Players of CSULB's men's basketball team celebrate after defeating UC Santa Barbara, 77-64, in the Big West Conference title game on March 10, 2012.
AP Photo / Alex Gallardo

Friday, March 09, 2012

The Goodyear Blimp flies over my old elementary school in early February of 2012.

Incoming blimp! Just thought I'd share these two camera phone pics I took of the Goodyear Blimp as it passed over my old elementary school about a month ago. I was sitting in my car, waiting to walk over to the school's church (I'm Catholic) to attend evening Mass (on a Saturday) when the blimp made a slow but noisy appearance above the parish. I know... Nothing spectacular about this. Especially considering that Angels Stadium (of Anaheim) and STAPLES Center (where the Lakers actually play basketball without acting like they have pickles stuck up their asses) aren't exactly close by. That is all.

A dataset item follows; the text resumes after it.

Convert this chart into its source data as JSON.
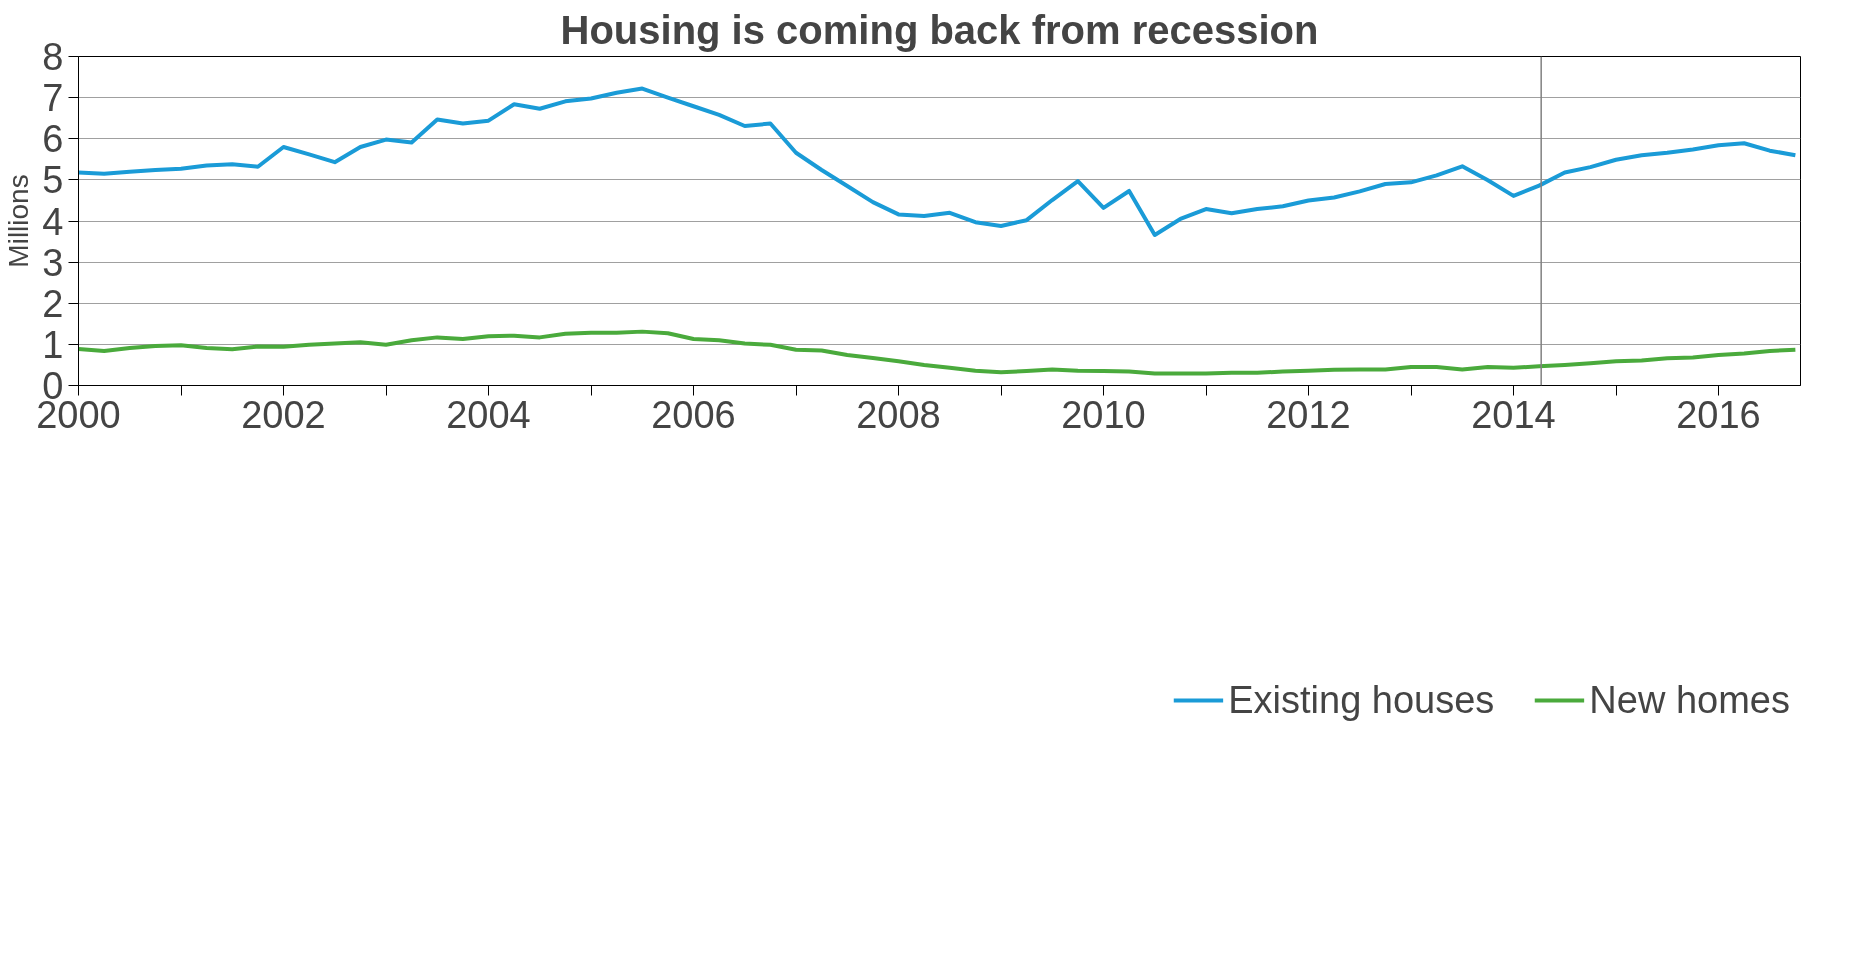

The Goodyear Blimp flies over my old elementary school in early February of 2012.

Wednesday, March 07, 2012

Photo of the Day... This cool image of a Red Planet twister was taken by NASA's Mars Reconnaissance Orbiter on February 16 of this year. What a totally awesome picture...though I doubt someone living in Indiana or Kentucky right now would appreciate this snapshot as much.

It's amazing how beautiful Mother Nature can be when there's no human presence around to cause a cool whirlwind phenomenon like the one in this photo to become something deadly and tragic (though due to its weaker gravity and thinner atmosphere, Mars generates twisters that are a lot less potent than the ones here are Earth). Just sayin'.

An image of a Red Planet twister, taken by NASA's Mars Reconnaissance Orbiter on February 16, 2012.
NASA / JPL - Caltech / Univ. of Arizona

Sunday, March 04, 2012

Promotional artwork for ASSASSIN'S CREED III.

Assassin's Creed III... Check out these cool promotional artwork and teaser trailer from Ubisoft's latest installment in the popular hitman video game franchise. Word has it that this character will be a Native American named Ratohnhake...who wreaks havoc on the British (the trailer below may obviously hide the fact that he's also confronting the Yanks as well) with his tomahawk and other assorted sharp-edged weapons during the American Revolution. Interesting historical backdrop there.

Assassin's Creed III should be out in stores by October 30 of this year.